Tragedia del Molinetto. Indagato per disatro colposo e assolto: «Quel processo mi ha stravolto la vita»

Giovedì 28 Maggio 2020 di Denis Barea
L'architetto Leopoldo Saccon indagato principe nella vicenda del Molinetto della Croda

REFRONTOLO - «Ci hanno messo sei anni a scoprire che nel Pat c'era la previsione dell'area come esondabile. E in questi sei anni io ho dovuto cambiare mestiere». Leopoldo Saccon era l'indagato principe nella vicenda del Molinetto della Croda in cui persero la vita Luciano Stella, Giannino Breda, Maurizio Lot e Fabrizio Bortolin, travolti dalle acque del torrente Lierza il 2 agosto del 2014. Assolto anche in seconda grado, difeso dall'avvocato Elisa Polesel, il suo studio si occupò della consulenza per la redazione tecnica del piano di assetto territoriale: fu indagato per disastro colposo per non aver ricompreso, a detta della Procura di Treviso, il Molinetto fra le aree a rischio del comune di Refrontolo e di aver dato l'incarico a un geologo - Celeste Granziera - di predisporre la carta idrogeologico. 
 



«Ci sono - spiega Saccon - delle precise disposizioni della Regione in merito, io ho seguito quelle e diedi il compito di predisporre il documento al dottor Granziera. Che altro dovevo fare? Quanto al Pat la vicenda che mi riguarda è quasi kafkiana. Si disse che il piano non conteneva la previsione del Molinetto come zona a rischio idrogeologico ma c'era, eccome se c'era. Bastava leggerlo, o meglio saperlo leggere. E inserimmo Molinetto nelle aree potenzialmente soggette a inondazioni, per quanto i fenomeni non avessero dei tempi di ritorno brevi: in un caso erano di 70 anni, in un altro studio addirittura 200 anni. Voi capite che con queste indicazioni si può persino edificare ma io usai il principio di cautela e l'area venne segnata con il bollino rosso. Semmai quello che mancava al Comune era il piano di protezione civile ma quello non lo feci io. Arrivò qualcuno, in sede di appalto, che offrì molto meno».

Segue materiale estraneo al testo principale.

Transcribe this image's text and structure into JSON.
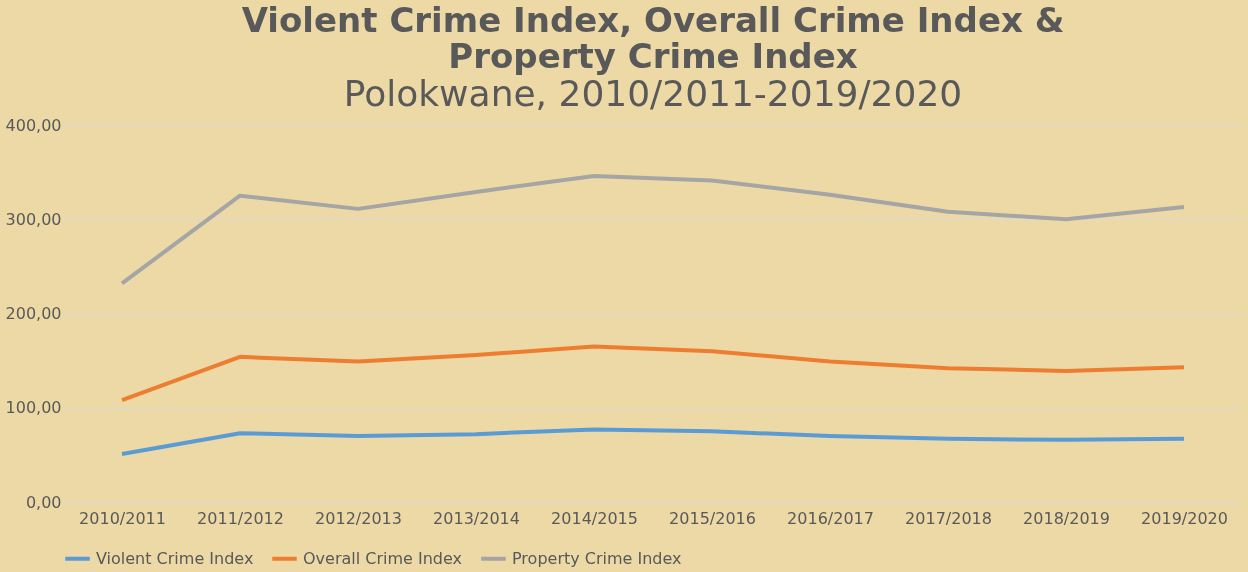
{
  "chart_data": {
    "type": "line",
    "title": [
      "Violent Crime Index, Overall Crime Index &",
      "Property Crime Index"
    ],
    "subtitle": "Polokwane, 2010/2011-2019/2020",
    "categories": [
      "2010/2011",
      "2011/2012",
      "2012/2013",
      "2013/2014",
      "2014/2015",
      "2015/2016",
      "2016/2017",
      "2017/2018",
      "2018/2019",
      "2019/2020"
    ],
    "series": [
      {
        "name": "Violent Crime Index",
        "color": "#5b9bd5",
        "values": [
          51,
          73,
          70,
          72,
          77,
          75,
          70,
          67,
          66,
          67
        ]
      },
      {
        "name": "Overall Crime Index",
        "color": "#ed7d31",
        "values": [
          108,
          154,
          149,
          156,
          165,
          160,
          149,
          142,
          139,
          143
        ]
      },
      {
        "name": "Property Crime Index",
        "color": "#a5a5a5",
        "values": [
          232,
          325,
          311,
          329,
          346,
          341,
          326,
          308,
          300,
          313
        ]
      }
    ],
    "ylim": [
      0,
      400
    ],
    "yticks": [
      {
        "value": 0,
        "label": "0,00"
      },
      {
        "value": 100,
        "label": "100,00"
      },
      {
        "value": 200,
        "label": "200,00"
      },
      {
        "value": 300,
        "label": "300,00"
      },
      {
        "value": 400,
        "label": "400,00"
      }
    ],
    "grid": "y",
    "legend": "bottom",
    "marker": "none",
    "line_style": "solid"
  }
}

Perché la Procura non si accorse che il Pat conteneva l'indicazione del Molinetto come area esondabile?
«Lo vada a chiedere a loro. Il Pat bisogna saperlo leggere, è un documento molto complesso. Ma quella prescrizione c'era. Il giorno dopo la tragedia non mi sorprese saper che era accaduto l'irreparabile. Il Comune non sapeva nulla di quella festa dei omi, non era in grado di chiedere le autorizzazioni, il collaudo del tendone, i permessi che invece venivano chiesti per la festa d'estate, che si teneva ogni anno. Quello era un evento privato, non aperto al pubblico».

Quindi fu tutta colpa delle persone che, malgrado il livello dell'acqua salisse, decisero di rimanere?
«Nei video della serata appare chiaro che vi fu una sottovalutazione del rischio. Forse qualche bicchiere di troppo è risultato fatale. Nelle immagini riprese si vedono persone che vanno a controllare il livello dell'acqua e che in seguito decisero di andarsene. I quattro che persero la vita no, loro rimasero fino alla fine».

Alle famiglie di chi è tragicamente scomparso cosa si sente di dire?
«Che mi dispiace. A volte succedono cose che non sono colpa di nessuno. È difficile da accettare e loro si sono aggrappati a l'unica cosa che avevano, e cioè la responsabilità del Comune e di noi progettisti del Pat. L'evento fu la tragico somma di una serie di accadimenti straordinari e neppure il miglior piano di protezione civile avrebbe potuto fare qualche cosa perché in quelle ore c'era sì un allarme meteo, ma spostato al giorno successivo».

Come ha vissuto questi sei anni?
«È stato un periodo molto difficile. Ho dovuto riqualificare il mio studio, io sono un professionista molto noto e mi era impossibile andare a prendere lavori di pianificazione territoriale dopo quello che era successo. Anzi, ricordo che dopo il rinvio a giudizio fioccarono gli annullamenti degli incarichi già ricevuti. Del resto, chi poteva voler dare lavoro a uno studio che pareva aver commesso un errore così marchiano? Finì che licenziai molte persone e mi misi a fare altro.
Ora, dopo sei anni, più che giustizia è stata fatta una operazione di verità su quel Pat. I giudici dell'Appello se ne sono accorti subito, il mio documento era corretto».